More than 131,000 Georgia voters cast ballots since early voting began Monday, according to the office of Georgia Secretary of State Brad Raffensperger. The figure represents an 85% boost over the 2018 midterms, when nearly 71,000 early votes were cast on Day One, the office said.
Georgia’s latest tally is also nearly as large as the state’s first day of early voting in the 2020 presidential election — 136,739 in that contest versus 131,318 in the current cycle, Raffensperger’s office said. Turnout tends to much higher when the presidency is on the ballot.
Absentee ballots cast Monday totaled 11,759, bringing Georgia’s total turnout so far to 143,077, the office said.
The new early-voting data in Georgia, which corresponds with a similar surge in turnout during the primary season, comes three weeks before the Nov. 8 midterms when the balance of power in Congress and key state-level posts will be decided.
Georgia is host to some of the nation’s most-watched elections. A high-profile Senate race between Democratic incumbent Sen. Raphael Warnock and Republican Herschel Walker, for instance, has emerged as one of the most competitive — and scandalous — contests in the nation.

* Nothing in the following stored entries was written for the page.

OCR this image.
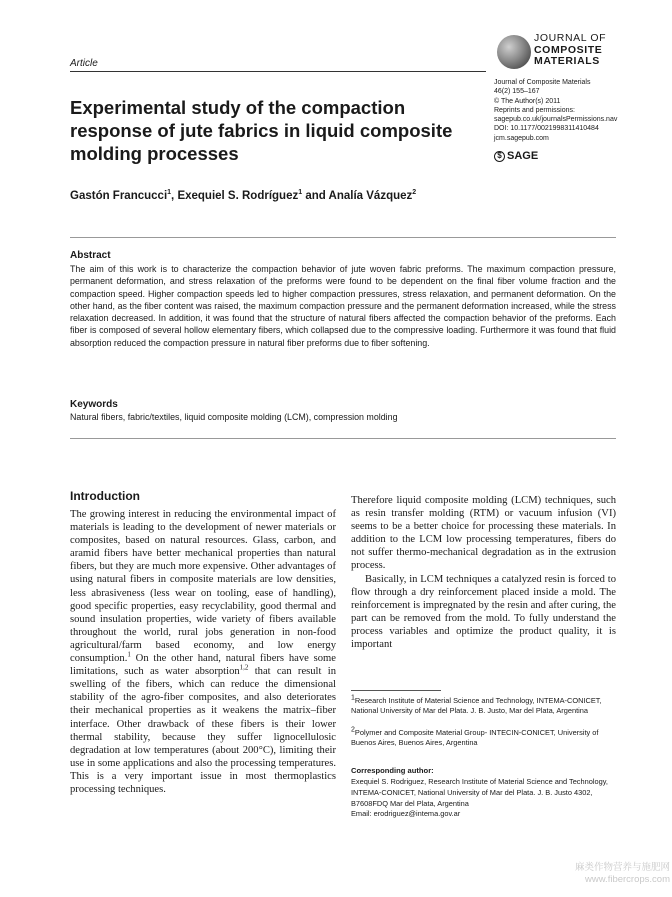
Article
JOURNAL OF
COMPOSITE
MATERIALS
Journal of Composite Materials
46(2) 155–167
© The Author(s) 2011
Reprints and permissions:
sagepub.co.uk/journalsPermissions.nav
DOI: 10.1177/0021998311410484
jcm.sagepub.com
$ SAGE
Experimental study of the compaction response of jute fabrics in liquid composite molding processes
Gastón Francucci$^1$, Exequiel S. Rodríguez$^1$ and Analía Vázquez$^2$
Abstract

The aim of this work is to characterize the compaction behavior of jute woven fabric preforms. The maximum compaction pressure, permanent deformation, and stress relaxation of the preforms were found to be dependent on the final fiber volume fraction and the compaction speed. Higher compaction speeds led to higher compaction pressures, stress relaxation, and permanent deformation. On the other hand, as the fiber content was raised, the maximum compaction pressure and the permanent deformation increased, while the stress relaxation decreased. In addition, it was found that the structure of natural fibers affected the compaction behavior of the preforms. Each fiber is composed of several hollow elementary fibers, which collapsed due to the compressive loading. Furthermore it was found that fluid absorption reduced the compaction pressure in natural fiber preforms due to fiber softening.

Keywords

Natural fibers, fabric/textiles, liquid composite molding (LCM), compression molding

Introduction

The growing interest in reducing the environmental impact of materials is leading to the development of newer materials or composites, based on natural resources. Glass, carbon, and aramid fibers have better mechanical properties than natural fibers, but they are much more expensive. Other advantages of using natural fibers in composite materials are low densities, less abrasiveness (less wear on tooling, ease of handling), good specific properties, easy recyclability, good thermal and sound insulation properties, wide variety of fibers available throughout the world, rural jobs generation in non-food agricultural/farm based economy, and low energy consumption.$^1$ On the other hand, natural fibers have some limitations, such as water absorption$^{1,2}$ that can result in swelling of the fibers, which can reduce the dimensional stability of the agro-fiber composites, and also deteriorates their mechanical properties as it weakens the matrix–fiber interface. Other drawback of these fibers is their lower thermal stability, because they suffer lignocellulosic degradation at low temperatures (about 200°C), limiting their use in some applications and also the processing temperatures. This is a very important issue in most thermoplastics processing techniques.

Therefore liquid composite molding (LCM) techniques, such as resin transfer molding (RTM) or vacuum infusion (VI) seems to be a better choice for processing these materials. In addition to the LCM low processing temperatures, fibers do not suffer thermo-mechanical degradation as in the extrusion process.

Basically, in LCM techniques a catalyzed resin is forced to flow through a dry reinforcement placed inside a mold. The reinforcement is impregnated by the resin and after curing, the part can be removed from the mold. To fully understand the process variables and optimize the product quality, it is important

$^1$Research Institute of Material Science and Technology, INTEMA-CONICET, National University of Mar del Plata. J. B. Justo, Mar del Plata, Argentina
$^2$Polymer and Composite Material Group- INTECIN-CONICET, University of Buenos Aires, Buenos Aires, Argentina
Corresponding author:
Exequiel S. Rodriguez, Research Institute of Material Science and Technology, INTEMA-CONICET, National University of Mar del Plata. J. B. Justo 4302, B7608FDQ Mar del Plata, Argentina
Email: erodriguez@intema.gov.ar
麻类作物营养与施肥网
www.fibercrops.com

Just one of a handful of key races could determine which party controls the Senate. The chamber is split 50-50 between the two parties, with Democratic Vice President Kamala Harris holding the tie-breaking vote.

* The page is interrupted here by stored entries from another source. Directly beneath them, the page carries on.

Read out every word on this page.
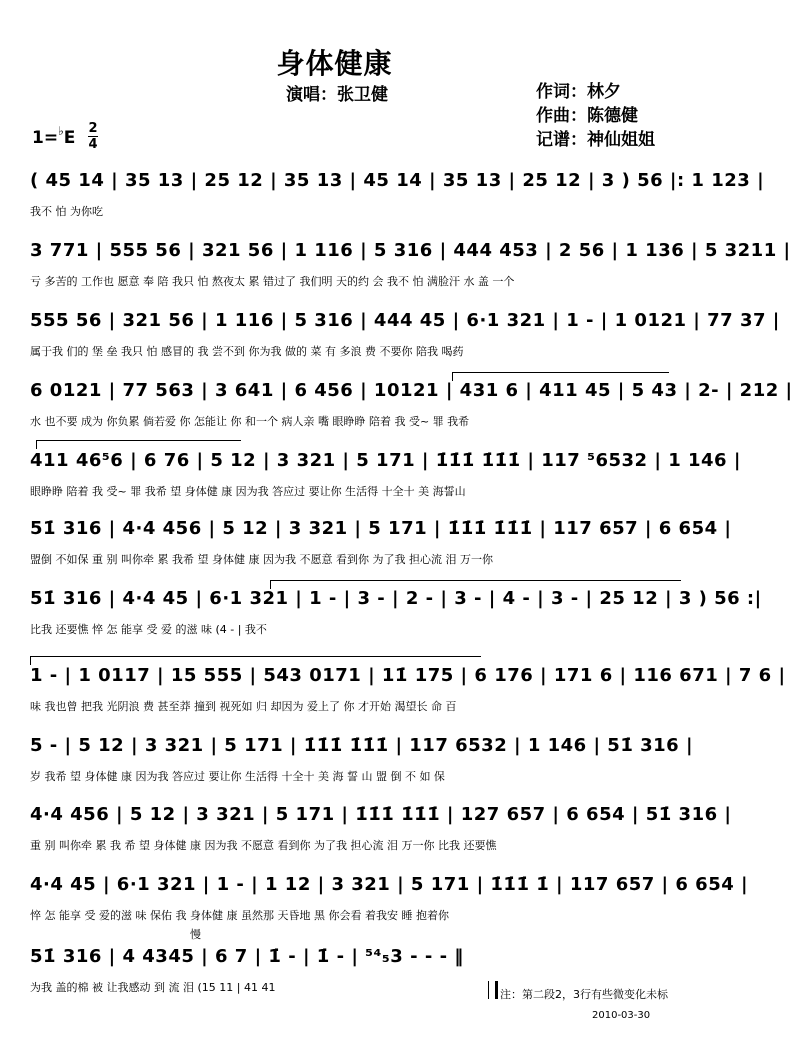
身体健康
演唱：张卫健	作词：林夕
作曲：陈德健
记谱：神仙姐姐
1=♭E 2
4
( 45 14 | 35 13 | 25 12 | 35 13 | 45 14 | 35 13 | 25 12 | 3 ) 56 |: 1 123 |
我不 怕 为你吃
3 771 | 555 56 | 321 56 | 1 116 | 5 316 | 444 453 | 2 56 | 1 136 | 5 3211 |
亏 多苦的 工作也 愿意 奉 陪 我只 怕 熬夜太 累 错过了 我们明 天的约 会 我不 怕 满脸汗 水 盖 一个
555 56 | 321 56 | 1 116 | 5 316 | 444 45 | 6·1 321 | 1 - | 1 0121 | 77 37 |
属于我 们的 堡 垒 我只 怕 感冒的 我 尝不到 你为我 做的 菜 有 多浪 费 不要你 陪我 喝药
6 0121 | 77 563 | 3 641 | 6 456 | 10121 | 431 6 | 411 45 | 5 43 | 2- | 212 |
水 也不要 成为 你负累 倘若爱 你 怎能让 你 和一个 病人亲 嘴 眼睁睁 陪着 我 受~ 罪 我希
411 46⁵6 | 6 76 | 5 12 | 3 321 | 5 171 | 1̇1̇1̇ 1̇1̇1̇ | 117 ⁵6532 | 1 146 |
眼睁睁 陪着 我 受~ 罪 我希 望 身体健 康 因为我 答应过 要让你 生活得 十全十 美 海誓山
51̇ 316 | 4·4 456 | 5 12 | 3 321 | 5 171 | 1̇1̇1̇ 1̇1̇1̇ | 117 657 | 6 654 |
盟倒 不如保 重 别 叫你牵 累 我希 望 身体健 康 因为我 不愿意 看到你 为了我 担心流 泪 万一你
51̇ 316 | 4·4 45 | 6·1 321 | 1 - | 3 - | 2 - | 3 - | 4 - | 3 - | 25 12 | 3 ) 56 :|
比我 还要憔 悴 怎 能享 受 爱 的滋 味 (4 - | 我不
1 - | 1 0117 | 15 555 | 543 0171 | 11̇ 175 | 6 176 | 171 6 | 116 671 | 7 6 |
味 我也曾 把我 光阴浪 费 甚至莽 撞到 视死如 归 却因为 爱上了 你 才开始 渴望长 命 百
5 - | 5 12 | 3 321 | 5 171 | 1̇1̇1̇ 1̇1̇1̇ | 117 6532 | 1 146 | 51̇ 316 |
岁 我希 望 身体健 康 因为我 答应过 要让你 生活得 十全十 美 海 誓 山 盟 倒 不 如 保
4·4 456 | 5 12 | 3 321 | 5 171 | 1̇1̇1̇ 1̇1̇1̇ | 127 657 | 6 654 | 51̇ 316 |
重 别 叫你牵 累 我 希 望 身体健 康 因为我 不愿意 看到你 为了我 担心流 泪 万一你 比我 还要憔
4·4 45 | 6·1 321 | 1 - | 1 12 | 3 321 | 5 171 | 1̇1̇1̇ 1̇ | 117 657 | 6 654 |
悴 怎 能享 受 爱的滋 味 保佑 我 身体健 康 虽然那 天昏地 黑 你会看 着我安 睡 抱着你
51̇ 316 | 4 4345 | 6 7 | 1̇ - | 1̇ - | ⁵⁴₅3 - - - ‖
为我 盖的棉 被 让我感动 到 流 泪 (15 11 | 41 41
慢
注：第二段2，3行有些微变化未标
2010-03-30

Democratic gubernatorial candidate Stacey Abrams, meanwhile, is again challenging GOP Georgia Gov. Brian Kemp, who is leading in the polls. Abrams’ get-out-the-vote efforts in 2020 have been credited with helping President Joe Biden carry the purple state over former President Donald Trump.
Raffensperger, a Republican who earned Trump’s ire for challenging the ex-president’s false claims that the 2020 election was unfairly rigged against him, is also running for reelection.
And GOP Rep. Marjorie Taylor Greene, a far-right conspiracy theorist who was stripped of her committee roles last year, is expected to be reelected in her deep-red Georgia district despite a well-funded challenge from Democrat Marcus Flowers.